Where I’m From

They took things too seriously.  They were probably the kind of people who refused the marijuana cigarette on the deck of the Mayflower because marijuana, as everyone knows, is a gateway drug.  My ancestors came over to America when New Amsterdam was New Amsterdam, and settled down as farmers in New Rochelle, New York.  In the late 1700s, when the colonial shit started to hit the fan, a lot of their neighbors heard about soldiers and Rush Limbaugh types printing up pamphlets, and they responded by shrugging their shoulders like, Whatever, and boiling the beef for dinner as usual.  My people,on the other hand, were thinking, This isn’t right.  This is our king they’re talking about! And they quietly packed up their things and moved to Canada.

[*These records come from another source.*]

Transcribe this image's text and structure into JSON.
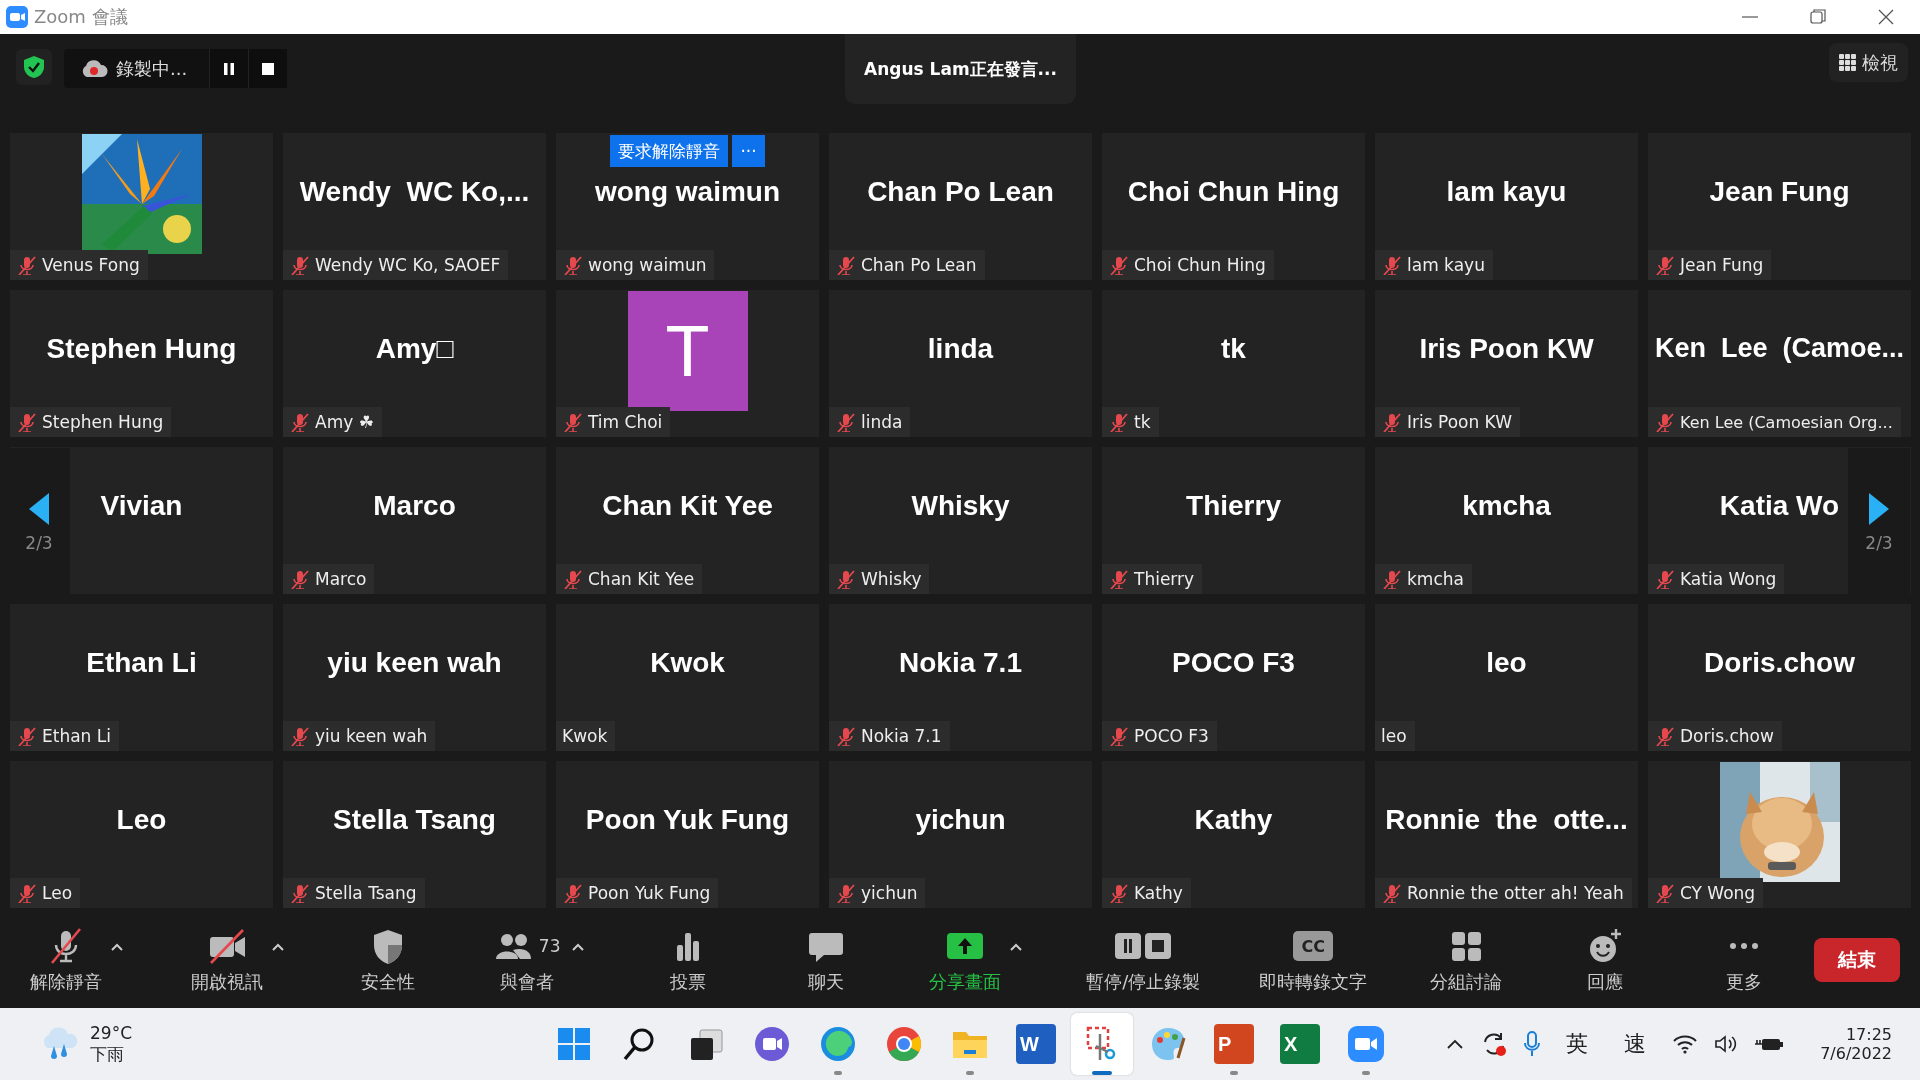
{
  "window": {
    "title": "Zoom 會議"
  },
  "top_bar": {
    "recording": {
      "label": "錄製中..."
    },
    "speaker_banner": "Angus Lam正在發言...",
    "view_button": "檢視"
  },
  "tiles": [
    {
      "kind": "picture",
      "label": "Venus Fong",
      "muted": true
    },
    {
      "kind": "name",
      "display": "Wendy  WC Ko,...",
      "label": "Wendy WC Ko, SAOEF",
      "muted": true
    },
    {
      "kind": "name",
      "display": "wong waimun",
      "label": "wong waimun",
      "muted": true,
      "actions": [
        "要求解除靜音",
        "···"
      ]
    },
    {
      "kind": "name",
      "display": "Chan Po Lean",
      "label": "Chan Po Lean",
      "muted": true
    },
    {
      "kind": "name",
      "display": "Choi Chun Hing",
      "label": "Choi Chun Hing",
      "muted": true
    },
    {
      "kind": "name",
      "display": "lam kayu",
      "label": "lam kayu",
      "muted": true
    },
    {
      "kind": "name",
      "display": "Jean Fung",
      "label": "Jean Fung",
      "muted": true
    },
    {
      "kind": "name",
      "display": "Stephen Hung",
      "label": "Stephen Hung",
      "muted": true
    },
    {
      "kind": "name",
      "display": "Amy□",
      "label": "Amy ☘",
      "muted": true
    },
    {
      "kind": "avatar",
      "display": "T",
      "color": "#a843b8",
      "label": "Tim Choi",
      "muted": true
    },
    {
      "kind": "name",
      "display": "linda",
      "label": "linda",
      "muted": true
    },
    {
      "kind": "name",
      "display": "tk",
      "label": "tk",
      "muted": true
    },
    {
      "kind": "name",
      "display": "Iris Poon KW",
      "label": "Iris Poon KW",
      "muted": true
    },
    {
      "kind": "name",
      "display": "Ken  Lee  (Camoe...",
      "label": "Ken Lee (Camoesian Org...",
      "muted": true
    },
    {
      "kind": "name",
      "display": "Vivian"
    },
    {
      "kind": "name",
      "display": "Marco",
      "label": "Marco",
      "muted": true
    },
    {
      "kind": "name",
      "display": "Chan Kit Yee",
      "label": "Chan Kit Yee",
      "muted": true
    },
    {
      "kind": "name",
      "display": "Whisky",
      "label": "Whisky",
      "muted": true
    },
    {
      "kind": "name",
      "display": "Thierry",
      "label": "Thierry",
      "muted": true
    },
    {
      "kind": "name",
      "display": "kmcha",
      "label": "kmcha",
      "muted": true
    },
    {
      "kind": "name",
      "display": "Katia Wo",
      "label": "Katia Wong",
      "muted": true
    },
    {
      "kind": "name",
      "display": "Ethan Li",
      "label": "Ethan Li",
      "muted": true
    },
    {
      "kind": "name",
      "display": "yiu keen wah",
      "label": "yiu keen wah",
      "muted": true
    },
    {
      "kind": "name",
      "display": "Kwok",
      "label": "Kwok",
      "muted": false
    },
    {
      "kind": "name",
      "display": "Nokia 7.1",
      "label": "Nokia 7.1",
      "muted": true
    },
    {
      "kind": "name",
      "display": "POCO F3",
      "label": "POCO F3",
      "muted": true
    },
    {
      "kind": "name",
      "display": "leo",
      "label": "leo",
      "muted": false
    },
    {
      "kind": "name",
      "display": "Doris.chow",
      "label": "Doris.chow",
      "muted": true
    },
    {
      "kind": "name",
      "display": "Leo",
      "label": "Leo",
      "muted": true
    },
    {
      "kind": "name",
      "display": "Stella Tsang",
      "label": "Stella Tsang",
      "muted": true
    },
    {
      "kind": "name",
      "display": "Poon Yuk Fung",
      "label": "Poon Yuk Fung",
      "muted": true
    },
    {
      "kind": "name",
      "display": "yichun",
      "label": "yichun",
      "muted": true
    },
    {
      "kind": "name",
      "display": "Kathy",
      "label": "Kathy",
      "muted": true
    },
    {
      "kind": "name",
      "display": "Ronnie  the  otte...",
      "label": "Ronnie the otter ah! Yeah",
      "muted": true
    },
    {
      "kind": "picture",
      "label": "CY Wong",
      "muted": true
    }
  ],
  "pager": {
    "previous": "2/3",
    "next": "2/3"
  },
  "toolbar": [
    {
      "kind": "mic",
      "label": "解除靜音",
      "caret": true,
      "accent": false
    },
    {
      "kind": "video",
      "label": "開啟視訊",
      "caret": true,
      "accent": false
    },
    {
      "kind": "security",
      "label": "安全性",
      "caret": false,
      "accent": false
    },
    {
      "kind": "participants",
      "label": "與會者",
      "count": "73",
      "caret": true,
      "accent": false
    },
    {
      "kind": "poll",
      "label": "投票",
      "caret": false,
      "accent": false
    },
    {
      "kind": "chat",
      "label": "聊天",
      "caret": false,
      "accent": false
    },
    {
      "kind": "share",
      "label": "分享畫面",
      "caret": true,
      "accent": true
    },
    {
      "kind": "record",
      "label": "暫停/停止錄製",
      "caret": false,
      "accent": false
    },
    {
      "kind": "captions",
      "glyph": "CC",
      "label": "即時轉錄文字",
      "caret": false,
      "accent": false
    },
    {
      "kind": "rooms",
      "label": "分組討論",
      "caret": false,
      "accent": false
    },
    {
      "kind": "reaction",
      "label": "回應",
      "caret": false,
      "accent": false
    },
    {
      "kind": "more",
      "label": "更多",
      "caret": false,
      "accent": false
    }
  ],
  "end_button": "結束",
  "taskbar": {
    "weather": {
      "temperature": "29°C",
      "condition": "下雨"
    },
    "apps": [
      {
        "kind": "start",
        "running": false,
        "selected": false
      },
      {
        "kind": "search",
        "running": false,
        "selected": false
      },
      {
        "kind": "taskview",
        "running": false,
        "selected": false
      },
      {
        "kind": "chat",
        "running": false,
        "selected": false
      },
      {
        "kind": "edge",
        "running": true,
        "selected": false
      },
      {
        "kind": "chrome",
        "running": false,
        "selected": false
      },
      {
        "kind": "folder",
        "running": true,
        "selected": false
      },
      {
        "kind": "word",
        "letter": "W",
        "running": false,
        "selected": false
      },
      {
        "kind": "snip",
        "running": true,
        "selected": true
      },
      {
        "kind": "paint",
        "running": false,
        "selected": false
      },
      {
        "kind": "ppt",
        "letter": "P",
        "running": true,
        "selected": false
      },
      {
        "kind": "excel",
        "letter": "X",
        "running": false,
        "selected": false
      },
      {
        "kind": "zoom",
        "running": true,
        "selected": false
      }
    ],
    "tray": {
      "input_language": "英",
      "input_mode": "速",
      "time": "17:25",
      "date": "7/6/2022"
    }
  }
}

This certainly doesn’t make them unAmerican.  What is more American than earnestness flowing slightly out of proportion?  That, in fact, is exactly how Europeans identify us in airports.  Americans look stressed out about doing the right thing, while Europeans are just really, really relieved to have gone sixty years without starting another embarrassing World War.

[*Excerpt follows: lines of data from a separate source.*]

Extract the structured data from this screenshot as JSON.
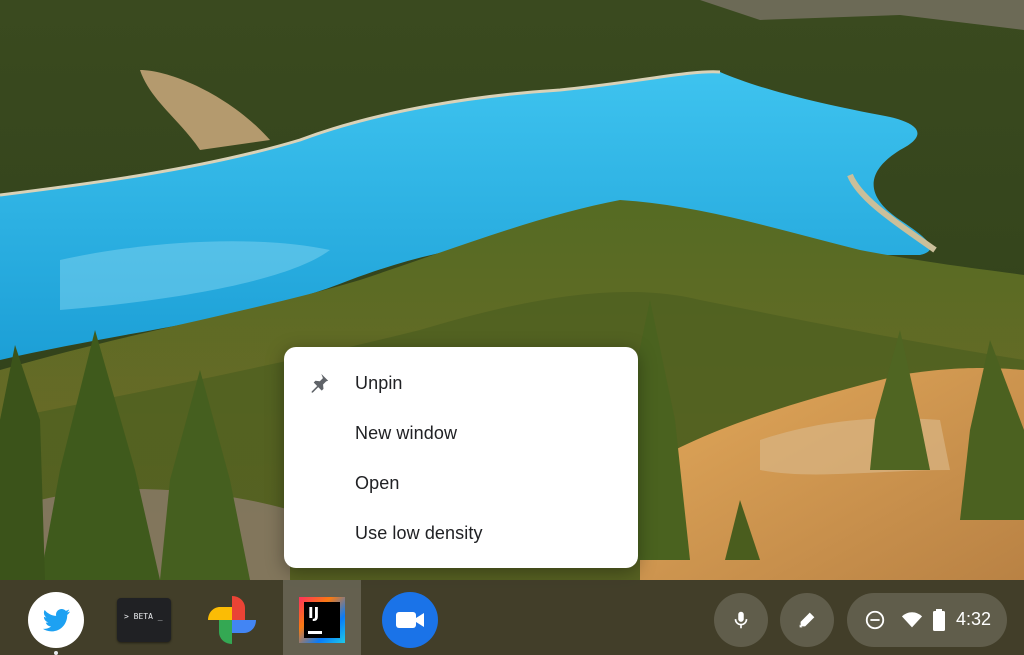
{
  "context_menu": {
    "items": [
      {
        "label": "Unpin",
        "icon": "pin-icon"
      },
      {
        "label": "New window",
        "icon": ""
      },
      {
        "label": "Open",
        "icon": ""
      },
      {
        "label": "Use low density",
        "icon": ""
      }
    ]
  },
  "shelf": {
    "apps": [
      {
        "name": "Twitter",
        "icon": "twitter-bird-icon",
        "running": true
      },
      {
        "name": "Terminal",
        "icon": "terminal-icon",
        "icon_text": "> BETA _",
        "running": false
      },
      {
        "name": "Google Photos",
        "icon": "pinwheel-icon",
        "running": false
      },
      {
        "name": "IntelliJ IDEA",
        "icon": "intellij-icon",
        "icon_text": "IJ",
        "running": false,
        "selected": true
      },
      {
        "name": "Google Duo",
        "icon": "video-camera-icon",
        "running": false
      }
    ],
    "tray": {
      "microphone": "microphone-icon",
      "stylus": "stylus-icon",
      "dnd": "do-not-disturb-icon",
      "wifi": "wifi-icon",
      "battery": "battery-icon",
      "clock": "4:32"
    }
  },
  "colors": {
    "menu_background": "#ffffff",
    "menu_text": "#202124",
    "shelf_background": "#3c342c",
    "duo_blue": "#1a73e8",
    "twitter_blue": "#1da1f2"
  }
}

And maybe this is why I spend so much time concerned about what I am doing, and if it is the right thing, and what it all means.  Without which, I guess, I wouldn’t have much to write about.  Unfortunately, it also means that I worry that buying a car with an automatic transmission will affect my whole being.  It may mean I have given up on youth and sensuality.  Maybe my ancestors are the reason I am consumed by questions about how to structure the English curriculum.  Not so consumed that I’m grading essays right now.  Small tasks are not as fun as deep, terrible consideration of the big picture.

The healthy thing, I think, is to take things very seriously, and then go have dinner and wine and get a good night’s sleep.  To examine when it’s time to examine, and then to stare dumbly for a while, to shrug and remind yourself that if you haven’t started a World War, you’re probably not such a bad person.

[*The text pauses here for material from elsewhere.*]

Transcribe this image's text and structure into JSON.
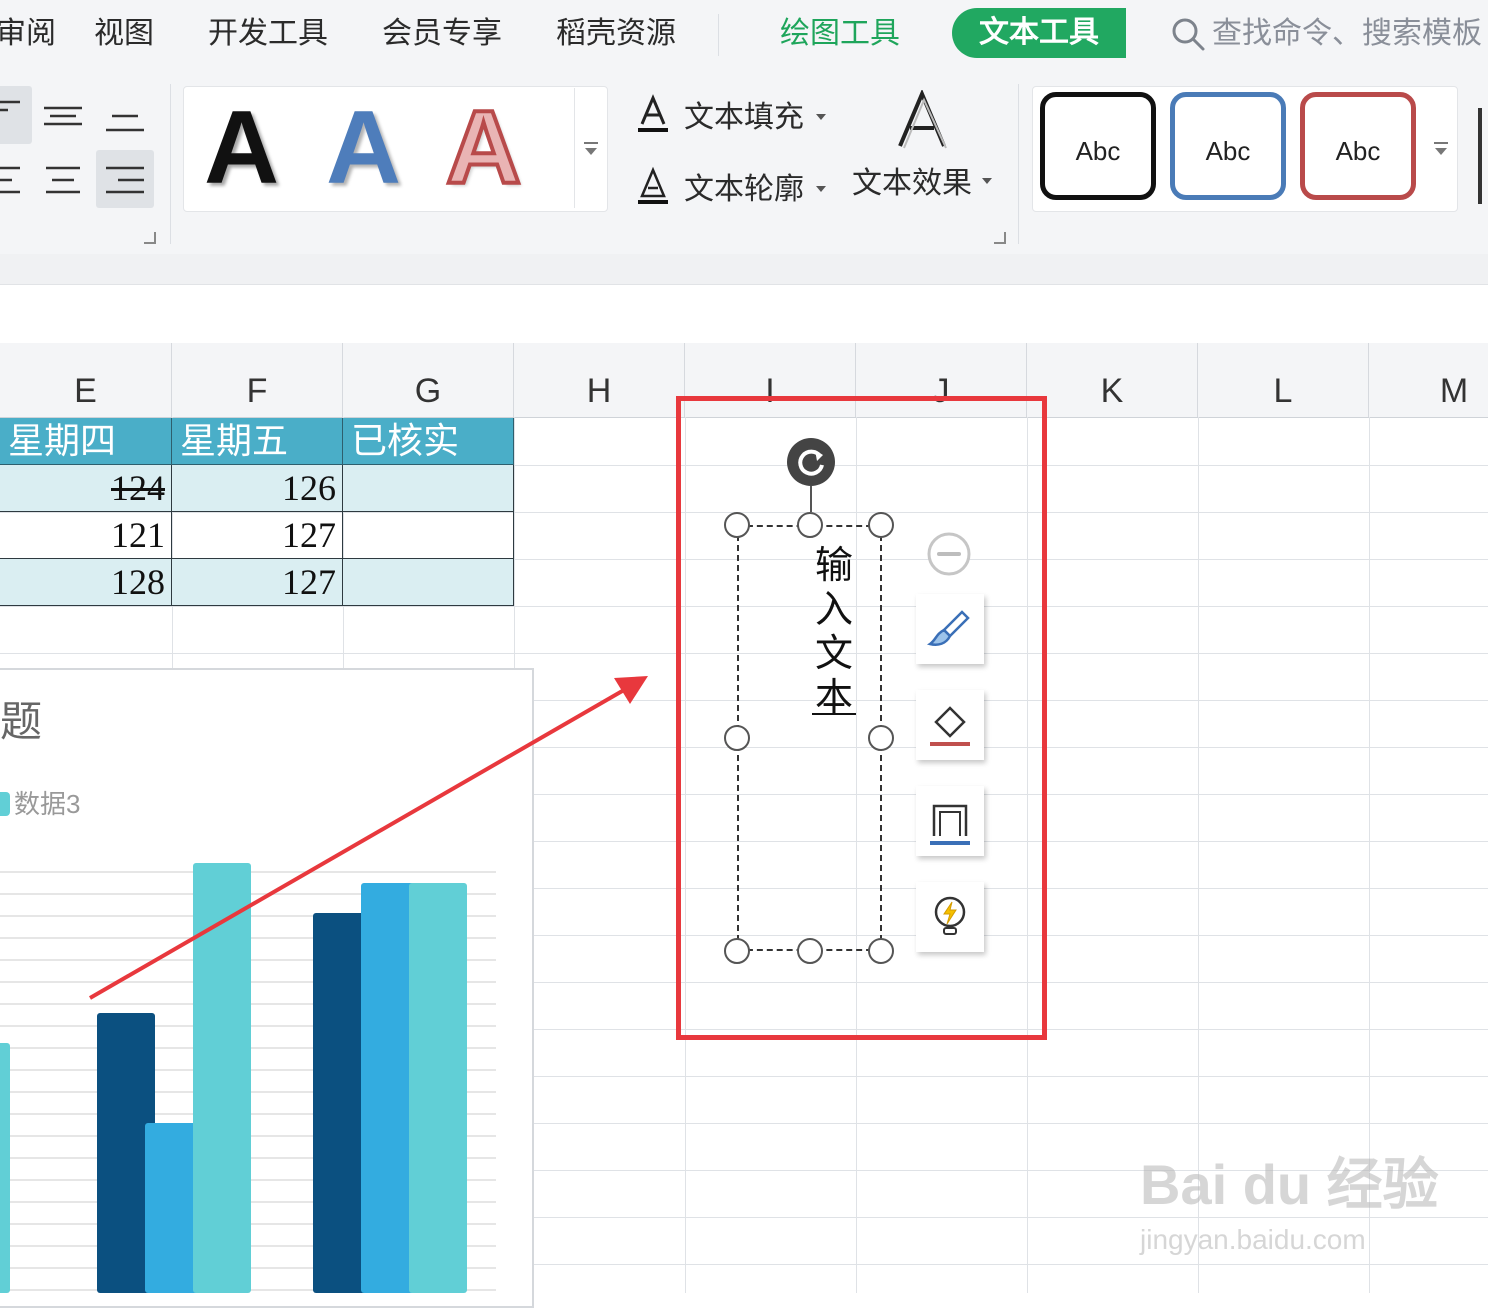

I spend the school year examining and grabbing at various tactics and wrestling a thousand tasks to the ground.  Now it’s time to ease up.  When all the leaves are out, fully grown, I know it’s time to start opening the palms.  The students will squirm away.  Too much examining digs your crow’s feet prematurely deep.  Summer isn’t serious, and it’s almost here.

*Note: this writing reflects nothing on actual, true-life relatives, and their actual “issues,” as I solely lay claim to said “issues,” and they are wonderful people who have generously tolerated both my serious and my flippant remarks for 33 years.  All genealogical information is based on my sloppy and cursory clicking through Ancestry.com.  These ancestors certainly did not come over on the Mayflower– they came from Amsterdam some time later.  It is true that many of us remain in Canada, while I am descended from those who returned to America, either because they realized how awesome the colonies turned out to be, or (more likely) because they were not laid back enough to make it as Canadians.